Tentang perbedaan pendapat antara ulama khalaf dan
ulama salaf mengenai ayat-ayat mutasyabihat dimulai dari pengertian, berbagai
macam sebab dan bentuknya. Dalam bagian ini, pembagian khusus tentang ayat-ayat
mutasyabihat yang menyangkut sifat-sifat Tuhan, yang dalam istilah As-Suyuti “ayat
al-shifat” dan dalam istilah Shubi al-Shalih “mutasyabih
al-shifat” ayat-ayat yang termasuk dalam katagori ini banyak.
Diantaranya : Surah ar-Rahman [55]: 27:
وَيَبْقى وَجْهُ رَبِّكَ
ذُو الْجَلاَلِ وَالأِكْرَامِ
Artinya : Dan kekallah wajah Tuhanmu yang mempunyai
kebesaran dan kemuliaan.
Atau dalam Q.S. Taha [20]: 5 Allah berfirman :
الرَّحْمنُ
عَلَى الْعَرْشِ اسْـتَوى
Artinya : “(yaitu) Tuhan yang Maha Pemurah yang bersemayam
di atas ‘Arsy”.
Dalam hal ini, Subhi al-Shalih membedakan pendapat
ulama ke dalam dua mazhab.:
- a.Mazhab Salaf, yaitu orang-orang yang mempercayai dan
mengimani sifat-sifat mutasyabihitu dan menyerahkan hakikatnya
kepada Allah sendiri. Mereka mensucikan Allah dari pengertian-pengertian
lahir yang mustahil ini bagi Allah dan mengimaninya sebagaimana yang
diterangkan Al-Qur’an serta menyerahkan urusan mengetahui hakikatnya
kepada Allah sendiri. Karena mereka menyerahkan urusan mengetahui hakikat
maksud ayat-ayat ini kepada Allah, mereka disebut pula mazhab Mufawwidah atau Tafwid. Ketika
Imam Malik ditanya tentang makna istiwa`, dia berkata:
الاِسْتِوَاءُ مَعْلُوْمٌ
وَالْكَيْفُ مَجْهُوْلٌ وَالسُّؤَالُ عَنْـهُ بِدْعَةٌ وَ اَظُـنُّـكَ رَجُلَ
السُّوْءَ اَخْرِجُوْهُ عَنِّيْ.
Terjemahan: “Istiwa` itu maklum, caranya tidak diketahui (majhul),
mempertanyakannya bid’ah (mengada-ada), saya duga engkau ini orang jahat.
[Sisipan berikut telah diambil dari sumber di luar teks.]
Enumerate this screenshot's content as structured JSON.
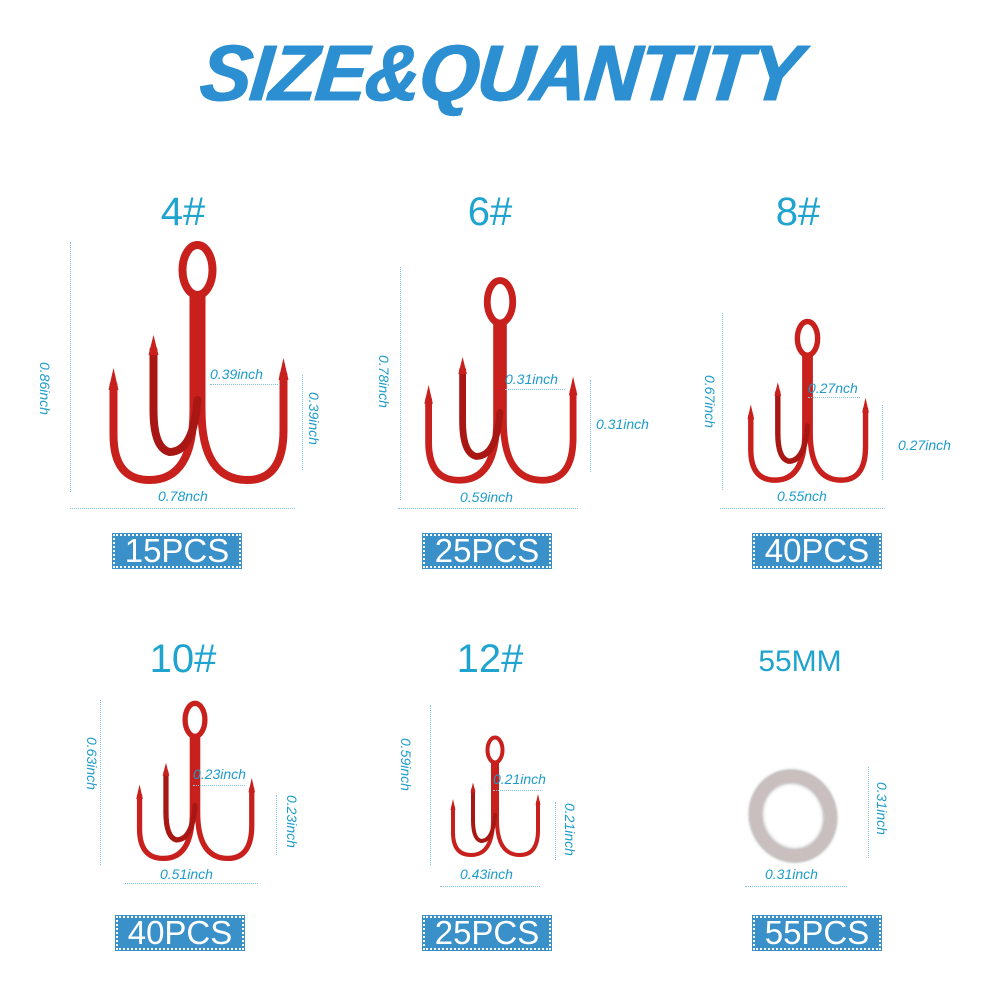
{
  "title": "SIZE&QUANTITY",
  "hook_color": "#c8201c",
  "accent_color": "#3a91c9",
  "items": [
    {
      "size": "4#",
      "height": "0.86inch",
      "width": "0.78nch",
      "gap": "0.39inch",
      "point": "0.39inch",
      "qty": "15PCS"
    },
    {
      "size": "6#",
      "height": "0.78inch",
      "width": "0.59inch",
      "gap": "0.31inch",
      "point": "0.31inch",
      "qty": "25PCS"
    },
    {
      "size": "8#",
      "height": "0.67inch",
      "width": "0.55nch",
      "gap": "0.27nch",
      "point": "0.27inch",
      "qty": "40PCS"
    },
    {
      "size": "10#",
      "height": "0.63inch",
      "width": "0.51inch",
      "gap": "0.23inch",
      "point": "0.23inch",
      "qty": "40PCS"
    },
    {
      "size": "12#",
      "height": "0.59inch",
      "width": "0.43inch",
      "gap": "0.21inch",
      "point": "0.21inch",
      "qty": "25PCS"
    },
    {
      "size": "55MM",
      "height": "0.31inch",
      "width": "0.31inch",
      "qty": "55PCS"
    }
  ]
}
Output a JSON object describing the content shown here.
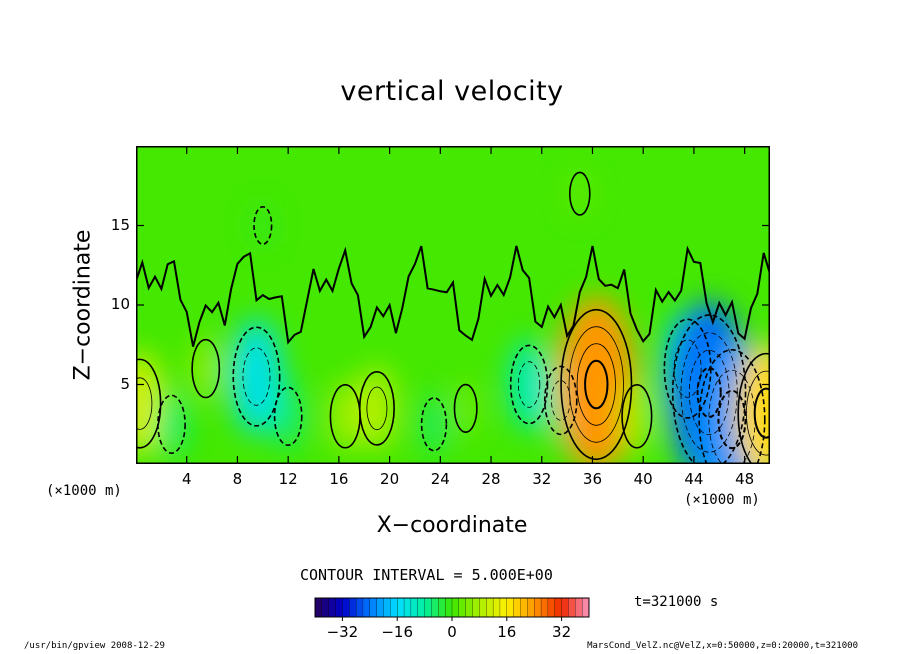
{
  "chart_data": {
    "type": "heatmap",
    "title": "vertical velocity",
    "xlabel": "X−coordinate",
    "ylabel": "Z−coordinate",
    "x_unit_left": "(×1000 m)",
    "x_unit_right": "(×1000 m)",
    "xlim": [
      0,
      50
    ],
    "ylim": [
      0,
      20
    ],
    "x_ticks": [
      4,
      8,
      12,
      16,
      20,
      24,
      28,
      32,
      36,
      40,
      44,
      48
    ],
    "y_ticks": [
      5,
      10,
      15
    ],
    "contour_interval": "CONTOUR INTERVAL = 5.000E+00",
    "colorbar_ticks": [
      "−32",
      "−16",
      "0",
      "16",
      "32"
    ],
    "colorbar_range": [
      -40,
      40
    ],
    "time_label": "t=321000 s",
    "features": [
      {
        "x": 0.3,
        "z": 3.8,
        "value": 12
      },
      {
        "x": 2.8,
        "z": 2.5,
        "value": -6
      },
      {
        "x": 5.5,
        "z": 6.0,
        "value": 6
      },
      {
        "x": 9.5,
        "z": 5.5,
        "value": -14
      },
      {
        "x": 12.0,
        "z": 3.0,
        "value": -6
      },
      {
        "x": 16.5,
        "z": 3.0,
        "value": 7
      },
      {
        "x": 19.0,
        "z": 3.5,
        "value": 9
      },
      {
        "x": 23.5,
        "z": 2.5,
        "value": -5
      },
      {
        "x": 26.0,
        "z": 3.5,
        "value": 4
      },
      {
        "x": 31.0,
        "z": 5.0,
        "value": -10
      },
      {
        "x": 33.5,
        "z": 4.0,
        "value": -8
      },
      {
        "x": 36.3,
        "z": 5.0,
        "value": 24
      },
      {
        "x": 39.5,
        "z": 3.0,
        "value": 7
      },
      {
        "x": 43.5,
        "z": 6.0,
        "value": -14
      },
      {
        "x": 45.2,
        "z": 4.5,
        "value": -25
      },
      {
        "x": 47.0,
        "z": 2.8,
        "value": -22
      },
      {
        "x": 49.7,
        "z": 3.2,
        "value": 18
      },
      {
        "x": 10.0,
        "z": 15.0,
        "value": -2
      },
      {
        "x": 35.0,
        "z": 17.0,
        "value": 3
      }
    ]
  },
  "footer": {
    "left": "/usr/bin/gpview   2008-12-29",
    "right": "MarsCond_VelZ.nc@VelZ,x=0:50000,z=0:20000,t=321000"
  }
}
Keluarkan olehmu orang ini dari majlis saya”.
Maksudnya, makna lahir dari kata istiwa jelas
diketahui oleh setiap orang. akan tetapi, pengertian yang demikian secara pasti
bukan dimaksudkan oleh ayat. sebab, pengertian yang demikian membawa
kepada asyabih (penyerupaan Tuhan dengan sesuatu) yang
mustahil bagi Allah. karena itu, bagaimana cara istiwa’ di
sini Allah tidak di ketahui. selanjutnya, mempertanyakannya untuk mengetahui
maksud yang sebenarnya menurut syari’at dipandang bid’ah (mengada-ada).
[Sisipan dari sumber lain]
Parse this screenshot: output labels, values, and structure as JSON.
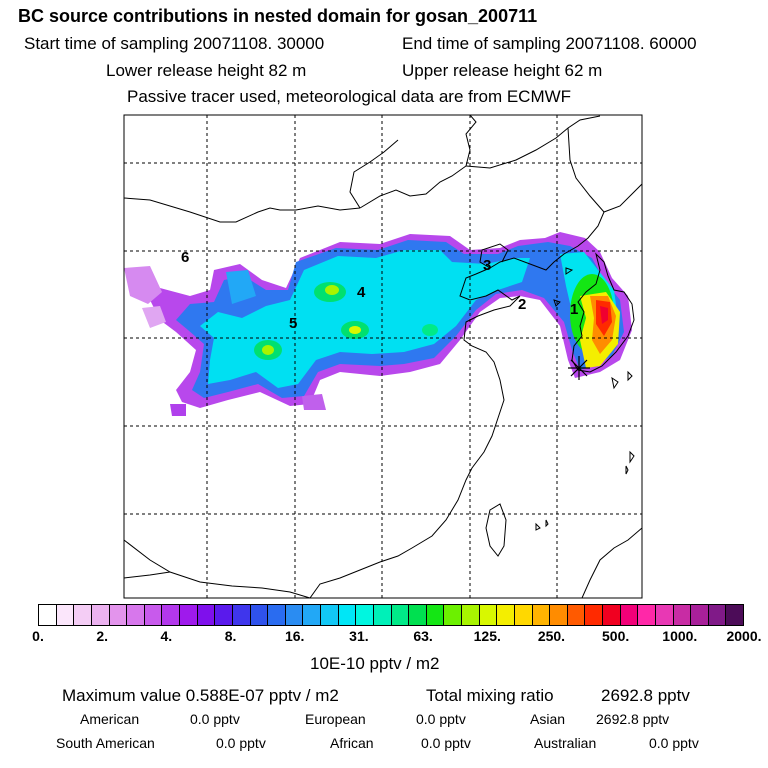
{
  "header": {
    "title": "BC  source contributions in nested domain for gosan_200711",
    "start_label": "Start time of sampling 20071108. 30000",
    "end_label": "End time of sampling 20071108. 60000",
    "lower_label": "Lower release height   82 m",
    "upper_label": "Upper release height   62 m",
    "tracer_label": "Passive tracer used, meteorological data are from ECMWF"
  },
  "map": {
    "region_labels": [
      "1",
      "2",
      "3",
      "4",
      "5",
      "6"
    ],
    "receptor": "gosan"
  },
  "colorbar": {
    "tick_labels": [
      "0.",
      "2.",
      "4.",
      "8.",
      "16.",
      "31.",
      "63.",
      "125.",
      "250.",
      "500.",
      "1000.",
      "2000."
    ],
    "colors": [
      "#ffffff",
      "#fbe6fb",
      "#f4cdf5",
      "#ecb2f0",
      "#e394ec",
      "#d777ec",
      "#c85aec",
      "#b338ec",
      "#9f1aec",
      "#7f10ec",
      "#5a1aec",
      "#3f36ec",
      "#2f52ec",
      "#2a6cf0",
      "#2a8cf2",
      "#22a8f6",
      "#12c8f6",
      "#00e6f6",
      "#00f6e0",
      "#00f0b8",
      "#00ea88",
      "#00e050",
      "#14e614",
      "#6cf000",
      "#a8f400",
      "#d8f800",
      "#f4ee00",
      "#ffd800",
      "#ffb400",
      "#ff8c00",
      "#ff5a00",
      "#ff2a00",
      "#f00020",
      "#f20078",
      "#ff28a8",
      "#e838b4",
      "#c82ca4",
      "#a8209a",
      "#801a88",
      "#4c0c58"
    ],
    "units": "10E-10 pptv / m2"
  },
  "stats": {
    "max_label": "Maximum value  0.588E-07 pptv / m2",
    "total_label": "Total mixing ratio",
    "total_value": "2692.8 pptv",
    "contributions": [
      {
        "name": "American",
        "value": "0.0 pptv"
      },
      {
        "name": "European",
        "value": "0.0 pptv"
      },
      {
        "name": "Asian",
        "value": "2692.8 pptv"
      },
      {
        "name": "South American",
        "value": "0.0 pptv"
      },
      {
        "name": "African",
        "value": "0.0 pptv"
      },
      {
        "name": "Australian",
        "value": "0.0 pptv"
      }
    ]
  }
}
Kesahihan mazhab ini juga didukung oleh riwayat
tentang qira’at Ibnu Abbas.
وَمَا يَعْلَمُ تَأْوِيْلَـهُ اِلاَّ
الله ُ وَيُقُوْلُ الرَّاسِخُوْنَ فِى الْعِلْمِ امَـنَّا بِه
Artinya : Dan tidak mengetahui takwilnya kecuali Allah dan berkata
orang-orang yang mendalam ilmunya, ”kami mempercayai”. (dikeluarkan oleh Abd.
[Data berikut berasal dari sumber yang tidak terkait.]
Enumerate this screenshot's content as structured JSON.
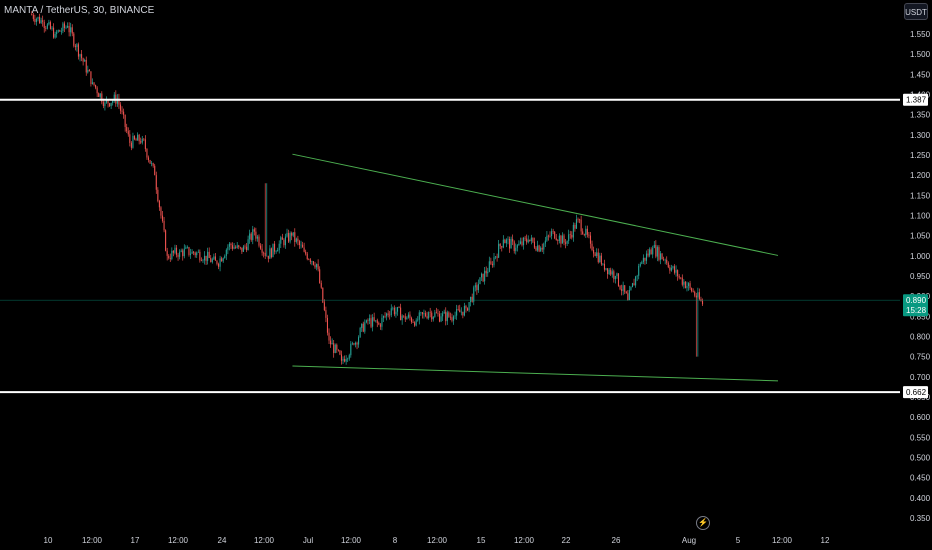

al-Razzaq dalam tafsirnya dari al-Hakim dalam mustadraknya).
b. Mazhab Khalaf, yaitu
ulama yang menkwilkan lafal yang makna lahirnya mustahil kepada makna yang laik
dengan zat Allah, karena itu mereka disebut pula Muawwilah atau Mazhab
Takwil.Mereka memaknai istiwa` dengan ketinggian
yang abstrak, berupa pengendalian Allah terhadap alam ini tanpa merasa
kepayahan. Kedatangan Allah diartikan dengan kedatangan perintahnya, Allah
berada di atas hamba-Nya dengan Allah Maha Tinggi, bukan berada di suatu
tempat, “sisi” Allah dengan hak Allah, “wajah” dengan zat “mata” dengan
pengawasan, “tangan” dengan kekuasaan, dan “diri” dengan siksa. Demikian sistem
penafsiran ayat-ayat mutasyabihat yang ditempuh oleh ulama
Khalaf.
Alasan mereka berani menafsirkan ayat-ayat mutasyabihat, menurut
mereka, suatu hal yang harus dilakukan adalah memalngkan lafal dari keadaan
kehampaan yang mengakibatkan kebingungan manusia karena membiarkan lafal
terlantar tak bermakna. Selama mungkin mentakwil kalam Allah dengan makna yang
benar, maka nalar mengharuskan untuk melakukannya.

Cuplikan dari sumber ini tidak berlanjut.